The Era of Disparity: Columnist Criticizes South Korea's Tax and Real Estate Policies
Translated from Korean, summarized and contextualized by DistantNews.
At a glance
- A South Korean columnist criticizes the government's real estate and tax policies, highlighting a significant profit made by a former prime minister on a property sale.
- The article argues that the government failed to curb housing price surges and collect adequate taxes, exacerbating wealth inequality.
- It also touches on the debate around financial investment income tax (FII) and its potential impact on the stock market.
A South Korean columnist has sharply criticized the nation's real estate and tax policies, arguing they create a "Gilded Age" of wealth and inequality. The piece focuses on a former prime minister who reportedly profited around 3 billion won from selling an apartment held for 20 years, benefiting from a tax break for long-term homeowners.
The tax system in our country gives us more than 2.5 billion won, even after paying taxes.

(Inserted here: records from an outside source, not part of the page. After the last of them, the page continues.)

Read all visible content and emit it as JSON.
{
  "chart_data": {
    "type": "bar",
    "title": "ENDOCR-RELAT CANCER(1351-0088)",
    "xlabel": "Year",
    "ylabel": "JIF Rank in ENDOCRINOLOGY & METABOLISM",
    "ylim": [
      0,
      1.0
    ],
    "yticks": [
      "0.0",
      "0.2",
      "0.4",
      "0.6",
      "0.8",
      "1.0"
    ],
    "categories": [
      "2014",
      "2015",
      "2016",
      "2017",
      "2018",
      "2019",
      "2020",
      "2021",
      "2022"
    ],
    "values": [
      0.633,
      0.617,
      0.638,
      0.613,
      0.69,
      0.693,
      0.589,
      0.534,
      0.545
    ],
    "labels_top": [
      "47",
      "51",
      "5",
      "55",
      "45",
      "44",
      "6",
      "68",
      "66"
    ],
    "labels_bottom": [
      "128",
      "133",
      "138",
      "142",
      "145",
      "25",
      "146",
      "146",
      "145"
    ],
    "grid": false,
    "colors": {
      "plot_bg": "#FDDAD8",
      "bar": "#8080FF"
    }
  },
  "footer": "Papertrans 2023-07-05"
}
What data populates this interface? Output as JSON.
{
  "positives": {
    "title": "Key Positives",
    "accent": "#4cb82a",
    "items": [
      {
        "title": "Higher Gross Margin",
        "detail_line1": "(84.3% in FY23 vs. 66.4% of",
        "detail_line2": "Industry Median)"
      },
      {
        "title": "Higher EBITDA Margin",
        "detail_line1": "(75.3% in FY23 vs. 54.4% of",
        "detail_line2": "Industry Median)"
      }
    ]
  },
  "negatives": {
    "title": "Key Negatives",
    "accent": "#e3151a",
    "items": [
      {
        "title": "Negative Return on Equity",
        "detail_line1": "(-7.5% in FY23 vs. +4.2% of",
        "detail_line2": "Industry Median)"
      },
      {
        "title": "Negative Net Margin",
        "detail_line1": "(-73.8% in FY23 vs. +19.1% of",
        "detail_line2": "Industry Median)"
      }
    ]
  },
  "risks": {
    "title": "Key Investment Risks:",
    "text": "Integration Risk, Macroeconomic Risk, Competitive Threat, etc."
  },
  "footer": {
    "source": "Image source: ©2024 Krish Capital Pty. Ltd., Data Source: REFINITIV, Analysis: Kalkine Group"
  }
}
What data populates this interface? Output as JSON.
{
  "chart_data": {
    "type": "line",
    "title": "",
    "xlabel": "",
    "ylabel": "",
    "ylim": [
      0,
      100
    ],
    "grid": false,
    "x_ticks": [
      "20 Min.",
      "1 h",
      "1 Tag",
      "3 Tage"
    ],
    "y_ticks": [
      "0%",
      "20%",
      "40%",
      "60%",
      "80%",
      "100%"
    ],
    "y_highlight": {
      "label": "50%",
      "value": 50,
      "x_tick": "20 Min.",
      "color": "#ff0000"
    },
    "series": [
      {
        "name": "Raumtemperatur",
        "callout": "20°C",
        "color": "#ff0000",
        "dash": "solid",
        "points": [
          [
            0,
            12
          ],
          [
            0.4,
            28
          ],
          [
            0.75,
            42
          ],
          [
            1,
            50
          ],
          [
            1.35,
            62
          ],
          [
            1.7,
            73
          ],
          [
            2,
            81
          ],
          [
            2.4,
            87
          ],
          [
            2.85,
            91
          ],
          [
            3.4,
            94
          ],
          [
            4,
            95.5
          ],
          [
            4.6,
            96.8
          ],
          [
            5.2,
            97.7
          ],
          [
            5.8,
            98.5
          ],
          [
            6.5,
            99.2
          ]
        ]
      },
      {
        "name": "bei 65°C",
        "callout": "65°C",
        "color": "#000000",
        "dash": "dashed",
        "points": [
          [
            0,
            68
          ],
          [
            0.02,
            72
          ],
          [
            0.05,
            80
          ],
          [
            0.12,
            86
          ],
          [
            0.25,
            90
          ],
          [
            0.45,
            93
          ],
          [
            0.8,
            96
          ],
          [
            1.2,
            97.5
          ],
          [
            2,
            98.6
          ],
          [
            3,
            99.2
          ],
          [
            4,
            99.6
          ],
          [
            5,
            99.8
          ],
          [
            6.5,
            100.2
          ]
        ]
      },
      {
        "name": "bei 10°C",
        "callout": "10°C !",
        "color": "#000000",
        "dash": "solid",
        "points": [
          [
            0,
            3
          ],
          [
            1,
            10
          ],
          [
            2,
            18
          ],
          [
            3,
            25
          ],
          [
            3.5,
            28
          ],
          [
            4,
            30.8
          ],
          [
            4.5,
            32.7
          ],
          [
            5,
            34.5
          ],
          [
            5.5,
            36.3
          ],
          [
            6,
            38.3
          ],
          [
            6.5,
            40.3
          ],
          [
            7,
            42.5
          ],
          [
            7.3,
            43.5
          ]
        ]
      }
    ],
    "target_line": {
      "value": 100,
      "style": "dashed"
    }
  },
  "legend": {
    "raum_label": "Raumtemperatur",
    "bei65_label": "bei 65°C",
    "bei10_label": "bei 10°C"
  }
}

Despite the significant profit, the tax paid was reportedly only around 460 million won. The columnist points out that if the full capital gains tax for multiple homeowners had been applied, the tax liability would have been substantially higher, potentially over 2.25 billion won. This starkly illustrates what the author calls "K-polarization," where some individuals amass vast wealth through property while others struggle.
The article places blame on both the previous Moon Jae-in administration for failing to control housing prices and the current Yoon Suk-yeol government for easing regulations and taxes. It specifically criticizes the Yoon administration's decision to postpone the implementation of a capital gains tax on financial investments, arguing this move was misguided and driven by a "delusion" to channel liquidity into the stock market.
The fault lies with the Moon Jae-in government, which failed to prevent the sharp rise in housing prices, and the Yoon Suk-yeol government, which failed to collect adequate taxes after the price increase.
Ultimately, the piece calls for a return to the principle that income should be taxed, especially unearned income from assets. The author laments that while labor income is taxed, significant profits from real estate and stock investments, particularly those considered "unearned income," are not adequately contributing to state revenue, widening the gap between the wealthy and the rest of society.
There is a tax on income where there is income, but it only applies to earned income.